For anybody that has attended a concert, it’s common knowledge that alcohol consumption and weed-smoking are two frequent drugs of choice for attendees. However, substance abuse at music festivals have reached such high record numbers that some festivals hire third-party companies to test whatever attendees are putting into their bodies aren’t laced with anything deadly. Festivals have also made it a policy to prevent any drugs or alcohol being snuck into the venue to prevent overconsumption.
According to a study conducted by DrugAbuse.com, 970 people were asked about their substance useage during live concerts, the concert genre, what substances they were taking, how young they were when they first began using drugs and/or alcohol at concerts, and their reasons for consuming them.
Results showed that 57% of people admitted to using alcohol or drugs while attending live music events, and more than 93% drinking alcoholic beverages.
With many outdoor festivals hydration is a top-priority. Unfortunately, large amounts of alcohol can do more than just create drunk attendees. It can also lead to dehydration through the loss of fluids from urination, diarrhea and vomiting.
Meanwhile, 40% of attendees reported using marijuana at live music events, and 8% have have used hallucinogens or MDMA (aka “Molly/ecstasy”).
As far as the genres of music with the highest-reported use of drugs and alcohol, EDM concerts ranked highest for intoxicated attendees at 67.5%, following heavy metal concerts at 62.2%, and alternative and indie rock shows at 60.6% and 60.2% respectively. Meanwhile, less than 40% of those attending either pop and classical music events have reported to have consumed any drugs or alcohol.
Although alcohol ranked the highest-consumed substance in genres like heavy metal, alternative and indie rock, many of the participants in the study said that their reasons for drinking are just part of the experience. Meanwhile, 1 in 3 attendees at reggae, hip hop and EDM concerts reported to using marijuana, and 1 in 4 EDM attendees reported to taking Molly or ecstacy.
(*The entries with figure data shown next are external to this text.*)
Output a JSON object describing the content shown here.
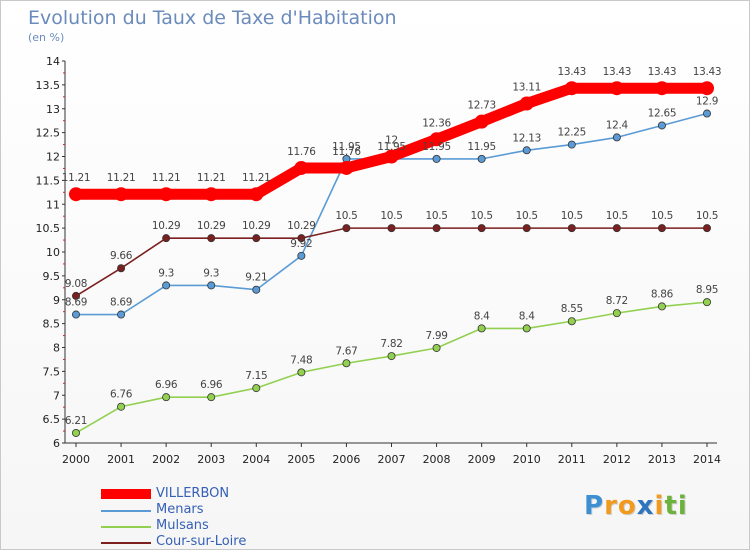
{
  "chart_data": {
    "type": "line",
    "title": "Evolution du Taux de Taxe d'Habitation",
    "ylabel": "(en %)",
    "xlabel": "",
    "x": [
      "2000",
      "2001",
      "2002",
      "2003",
      "2004",
      "2005",
      "2006",
      "2007",
      "2008",
      "2009",
      "2010",
      "2011",
      "2012",
      "2013",
      "2014"
    ],
    "ylim": [
      6,
      14
    ],
    "y_ticks": [
      "6",
      "6.5",
      "7",
      "7.5",
      "8",
      "8.5",
      "9",
      "9.5",
      "10",
      "10.5",
      "11",
      "11.5",
      "12",
      "12.5",
      "13",
      "13.5",
      "14"
    ],
    "grid": false,
    "legend_position": "bottom-left",
    "series": [
      {
        "name": "VILLERBON",
        "color": "#ff0000",
        "emphasis": true,
        "values": [
          11.21,
          11.21,
          11.21,
          11.21,
          11.21,
          11.76,
          11.76,
          12,
          12.36,
          12.73,
          13.11,
          13.43,
          13.43,
          13.43,
          13.43
        ],
        "labels": [
          "11.21",
          "11.21",
          "11.21",
          "11.21",
          "11.21",
          "11.76",
          "11.76",
          "12",
          "12.36",
          "12.73",
          "13.11",
          "13.43",
          "13.43",
          "13.43",
          "13.43"
        ]
      },
      {
        "name": "Menars",
        "color": "#5b9bd5",
        "emphasis": false,
        "values": [
          8.69,
          8.69,
          9.3,
          9.3,
          9.21,
          9.92,
          11.95,
          11.95,
          11.95,
          11.95,
          12.13,
          12.25,
          12.4,
          12.65,
          12.9
        ],
        "labels": [
          "8.69",
          "8.69",
          "9.3",
          "9.3",
          "9.21",
          "9.92",
          "11.95",
          "11.95",
          "11.95",
          "11.95",
          "12.13",
          "12.25",
          "12.4",
          "12.65",
          "12.9"
        ]
      },
      {
        "name": "Mulsans",
        "color": "#92d050",
        "emphasis": false,
        "values": [
          6.21,
          6.76,
          6.96,
          6.96,
          7.15,
          7.48,
          7.67,
          7.82,
          7.99,
          8.4,
          8.4,
          8.55,
          8.72,
          8.86,
          8.95
        ],
        "labels": [
          "6.21",
          "6.76",
          "6.96",
          "6.96",
          "7.15",
          "7.48",
          "7.67",
          "7.82",
          "7.99",
          "8.4",
          "8.4",
          "8.55",
          "8.72",
          "8.86",
          "8.95"
        ]
      },
      {
        "name": "Cour-sur-Loire",
        "color": "#7b1f1f",
        "emphasis": false,
        "values": [
          9.08,
          9.66,
          10.29,
          10.29,
          10.29,
          10.29,
          10.5,
          10.5,
          10.5,
          10.5,
          10.5,
          10.5,
          10.5,
          10.5,
          10.5
        ],
        "labels": [
          "9.08",
          "9.66",
          "10.29",
          "10.29",
          "10.29",
          "10.29",
          "10.5",
          "10.5",
          "10.5",
          "10.5",
          "10.5",
          "10.5",
          "10.5",
          "10.5",
          "10.5"
        ]
      }
    ]
  },
  "legend": {
    "items": [
      {
        "label": "VILLERBON",
        "color": "#ff0000"
      },
      {
        "label": "Menars",
        "color": "#5b9bd5"
      },
      {
        "label": "Mulsans",
        "color": "#92d050"
      },
      {
        "label": "Cour-sur-Loire",
        "color": "#7b1f1f"
      }
    ]
  },
  "brand": {
    "letters": [
      {
        "ch": "P",
        "color": "#3d8fd4"
      },
      {
        "ch": "r",
        "color": "#f29a1e"
      },
      {
        "ch": "o",
        "color": "#f29a1e"
      },
      {
        "ch": "x",
        "color": "#2f74c0"
      },
      {
        "ch": "i",
        "color": "#f29a1e"
      },
      {
        "ch": "t",
        "color": "#6cb33e"
      },
      {
        "ch": "i",
        "color": "#6cb33e"
      }
    ]
  }
}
Heavy metal concerts reported to have the youngest age for drug/alcohol consumption at the age of 19, while those attending EDM, reggae, classic rock, hip-hop and alternative concerts reported to have their furst run-ins at either age 20 or 21.
The final portion of the study was to examine the motivation behind the participants’ useage of drugs and/or alcohol during live music events. A huge percentage of s&b/soul and country music fans reported that their main concern was to try and relax during the show, while many heavy metal and indie rock fans said they wanted to try and reduce their sense of social anxiety.